Voridis défend son rôle et le calendrier
Voridis a répondu calmement, notant que l'antipathie de l'opposition était manifeste. Il a déclaré qu'il n'enquêterait pas sur ceux qui ont voté pour lui, qualifiant le différend de « regrettable au regard de l'ampleur de la tâche que nous entreprenons ». Il a proposé trois sessions hebdomadaires et a révélé que les membres de la commission renonçaient à leur indemnité spéciale de séance.
L'opposition ne m'aime pas ; c'est devenu clair. Vous n'avez pas voté pour moi en tant que président ; nous ne chercherons pas à savoir qui sont les deux personnes qui l'ont fait. C'est regrettable au regard de l'ampleur de la tâche que nous entreprenons.

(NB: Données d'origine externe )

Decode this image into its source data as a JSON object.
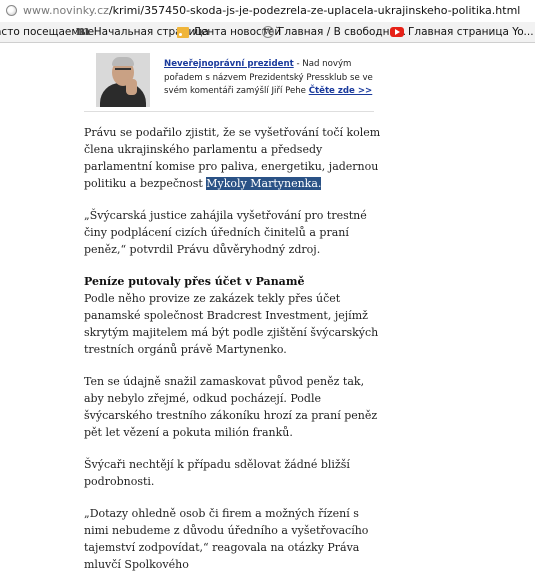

Voridis a également laissé ouverte la possibilité que des articles proposés par l'opposition mais non inclus dans le plan initial de Nouvelle Démocratie puissent être introduits au débat s'ils sont soutenus par 50 signatures de la majorité, présentant cela comme un geste de bonne volonté.
Conflit procédural sur le calendrier d'un mois
Un vif désaccord a éclaté concernant le calendrier de travail de la commission. La présidence a proposé de terminer les sessions en un mois, d'ici le 15 juillet, raccourcissant le délai initial de deux mois fixé par la plénière pour le rapport de la commission (prévu le 10 août). Giokas, du KKE, a dénoncé le calendrier comme une « amputation de l'amputation », arguant que cela minerait le débat de fond sur des questions sérieuses. Voridis a rétorqué que le délai était « plus qu'adéquat », citant le précédent de la révision de 2019.
Contexte de la tempête politique
Konstantopoulou a amplifié ses critiques dans le hall du Parlement, liant Voridis à plusieurs scandales en cours et à son passé de dirigeant de jeunesse d'un parti fondé par l'ancien dictateur Papadopoulos. Elle a accusé le Premier ministre Kyriakos Mitsotakis d'avoir choisi une figure « connue pour ses activités fascistes et ses opinions racistes » pour diriger l'une des commissions les plus importantes du Parlement. De son côté, le rapporteur de Nouvelle Démocratie, Evripidis Stylianidis, a rappelé le processus de révision tendu de 2019, notant que malgré un climat fortement polarisé, la commission avait réussi à envoyer 49 articles au Parlement proposant la révision.
- Un vote secret élit Makis Voridis président de la commission ; deux députés de l'opposition votent en sa faveur.
- La session inaugurale explose suite à la nomination de Voridis et au calendrier raccourci d'un mois.
- Date cible pour la conclusion des sessions de la commission et la remise de son rapport.
- Date limite initiale de la plénière pour la soumission du rapport de la commission (raccourcie par la présidence).
Prochaines étapes
La commission va maintenant procéder à trois réunions par semaine tout au long du mois de juin et jusqu'à la mi-juillet, après quoi elle remettra son rapport à la plénière. La première session a souligné un fossé profond entre la majorité au pouvoir et les rangs de l'opposition, le consensus sur des changements constitutionnels de fond semblant lointain.